Asynchronous communication

You don’t always have to answer in real time to keep effective communication with your team or clients. Frequently, your first conversation will happen through email. This gives you a few hours to answer without causing any trouble. In some cases, this is the most effective way to communicate, for example company announcements, general reminders, weekly status updates if teams are too big, etc.

Email is the most common option, but it’ll get messy sooner or later, so what many remote teams use is a specialised tool like Fridayapp or Twist for specific purposes and then they allow email notifications. A CRM is a great way to keep everyone on the same page regarding any activity with a lead or client.

For this type of communication, you should set apart specific times a day to check new messages and update everyone. This type of communication is designed to add structure to establish workflows and reduce distractions from matters that don’t need an immediate input from you, but you still need to participate.

Work-life balance for digital nomads

Travelling the world, enjoying the benefits of a remote job, can be a liberating experience, especially if you have trouble managing your work-life balance. But even though the digital nomad lifestyle can free you from many of those problems, it comes with its own set of issues for your healthy work-life balance. If you’re going to be travelling frequently, you need to consider the time you’ll spend searching for accommodation, a new place to work, food, and all the activities you plan to do.

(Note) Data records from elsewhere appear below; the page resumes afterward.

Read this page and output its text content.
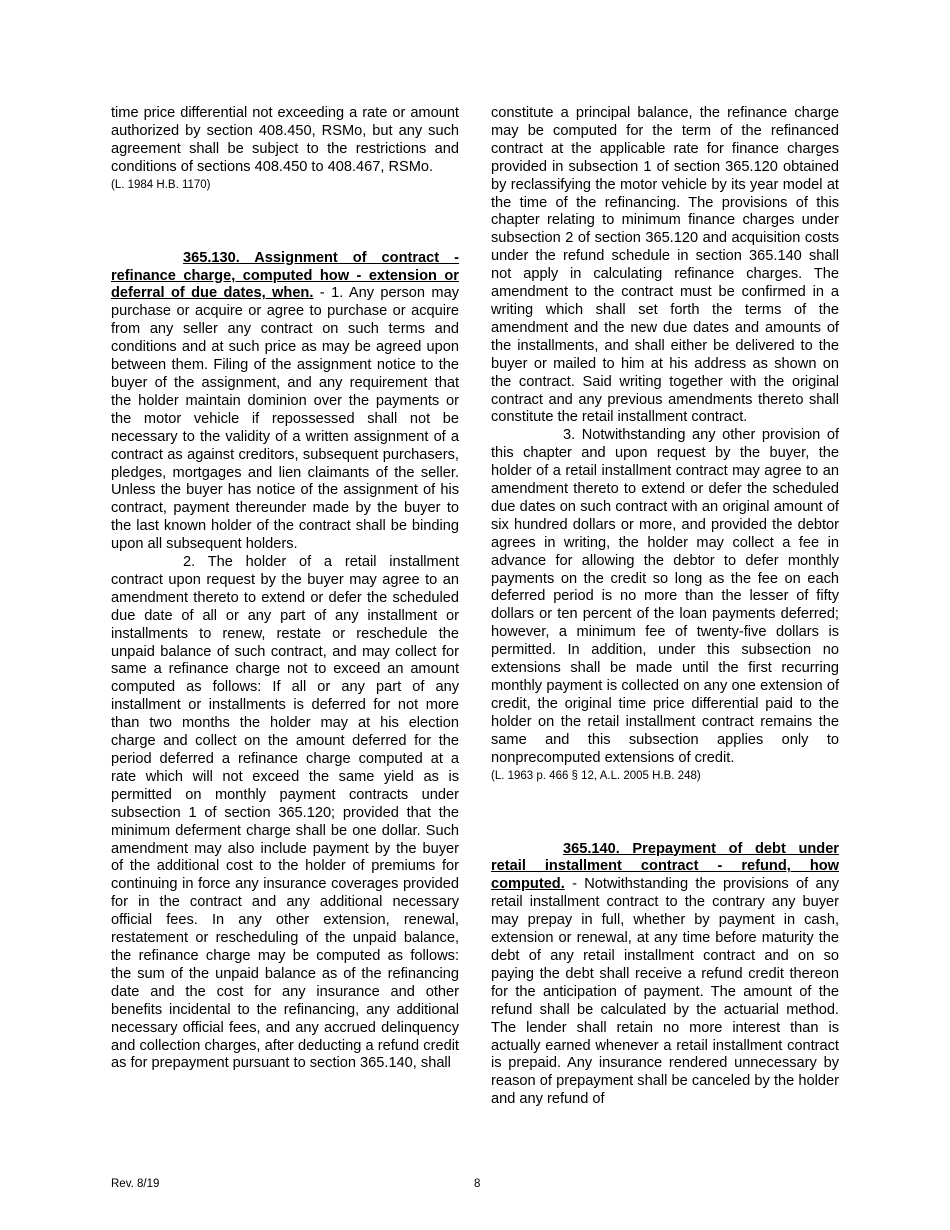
time price differential not exceeding a rate or amount authorized by section 408.450, RSMo, but any such agreement shall be subject to the restrictions and conditions of sections 408.450 to 408.467, RSMo.

(L. 1984 H.B. 1170)

365.130. Assignment of contract - refinance charge, computed how - extension or deferral of due dates, when. - 1. Any person may purchase or acquire or agree to purchase or acquire from any seller any contract on such terms and conditions and at such price as may be agreed upon between them. Filing of the assignment notice to the buyer of the assignment, and any requirement that the holder maintain dominion over the payments or the motor vehicle if repossessed shall not be necessary to the validity of a written assignment of a contract as against creditors, subsequent purchasers, pledges, mortgages and lien claimants of the seller. Unless the buyer has notice of the assignment of his contract, payment thereunder made by the buyer to the last known holder of the contract shall be binding upon all subsequent holders.

2. The holder of a retail installment contract upon request by the buyer may agree to an amendment thereto to extend or defer the scheduled due date of all or any part of any installment or installments to renew, restate or reschedule the unpaid balance of such contract, and may collect for same a refinance charge not to exceed an amount computed as follows: If all or any part of any installment or installments is deferred for not more than two months the holder may at his election charge and collect on the amount deferred for the period deferred a refinance charge computed at a rate which will not exceed the same yield as is permitted on monthly payment contracts under subsection 1 of section 365.120; provided that the minimum deferment charge shall be one dollar. Such amendment may also include payment by the buyer of the additional cost to the holder of premiums for continuing in force any insurance coverages provided for in the contract and any additional necessary official fees. In any other extension, renewal, restatement or rescheduling of the unpaid balance, the refinance charge may be computed as follows: the sum of the unpaid balance as of the refinancing date and the cost for any insurance and other benefits incidental to the refinancing, any additional necessary official fees, and any accrued delinquency and collection charges, after deducting a refund credit as for prepayment pursuant to section 365.140, shall

constitute a principal balance, the refinance charge may be computed for the term of the refinanced contract at the applicable rate for finance charges provided in subsection 1 of section 365.120 obtained by reclassifying the motor vehicle by its year model at the time of the refinancing. The provisions of this chapter relating to minimum finance charges under subsection 2 of section 365.120 and acquisition costs under the refund schedule in section 365.140 shall not apply in calculating refinance charges. The amendment to the contract must be confirmed in a writing which shall set forth the terms of the amendment and the new due dates and amounts of the installments, and shall either be delivered to the buyer or mailed to him at his address as shown on the contract. Said writing together with the original contract and any previous amendments thereto shall constitute the retail installment contract.

3. Notwithstanding any other provision of this chapter and upon request by the buyer, the holder of a retail installment contract may agree to an amendment thereto to extend or defer the scheduled due dates on such contract with an original amount of six hundred dollars or more, and provided the debtor agrees in writing, the holder may collect a fee in advance for allowing the debtor to defer monthly payments on the credit so long as the fee on each deferred period is no more than the lesser of fifty dollars or ten percent of the loan payments deferred; however, a minimum fee of twenty-five dollars is permitted. In addition, under this subsection no extensions shall be made until the first recurring monthly payment is collected on any one extension of credit, the original time price differential paid to the holder on the retail installment contract remains the same and this subsection applies only to nonprecomputed extensions of credit.

(L. 1963 p. 466 § 12, A.L. 2005 H.B. 248)

365.140. Prepayment of debt under retail installment contract - refund, how computed. - Notwithstanding the provisions of any retail installment contract to the contrary any buyer may prepay in full, whether by payment in cash, extension or renewal, at any time before maturity the debt of any retail installment contract and on so paying the debt shall receive a refund credit thereon for the anticipation of payment. The amount of the refund shall be calculated by the actuarial method. The lender shall retain no more interest than is actually earned whenever a retail installment contract is prepaid. Any insurance rendered unnecessary by reason of prepayment shall be canceled by the holder and any refund of

Rev. 8/19	8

This is time your availability could be limited, and you can’t wait to the last minute to let everyone know that you will be busy for a week.

You don’t want your work to become an obstacle to enjoy your travels, but you don’t want your travels to become an obstacle to getting your work done. The best way to keep that from happening is getting your work done on time, communicating frequently, and setting clear boundaries. Letting your messages and work pile up will make a mess of your schedule and take time away from you that you could have been spent going on that tour you planned for next weekend.

Always think about WiFi

Being a digital nomad, your work depends on your internet connection, so let everyone know if you’re going to be away from a reliable WiFi source. In many cases being away from notifications will give you time to rest and recharge your batteries, but if it’s not your day off it can make you anxious, especially if you couldn’t notify anyone that you’ll be away. This won’t help you enjoy your lifestyle and it surely won’t help your performance at work, so keep it in mind when planning your days. It is always best to be open with your clients if you think you might lose signal for a bit.

If you want to scout out public WiFi, there are some handy apps to use. Check your app store to see which work for the areas you are travelling. Depending on where you are, you could easily find a coffee shop with free WiFi.

Remote communication takeaways

Communication is a key element of any aspect of life, but when it comes to keeping a remote job as a digital nomad it has its own challenges and ways to approach it. You will rarely have the chance to have a face to face conversation with any of your clients, so you need to use the tools available to keep everyone on the same page. Keep in mind your specific needs and be aware of the challenges of each situation to choose the right tools and develop habits that help you to be as present as any in-person employee.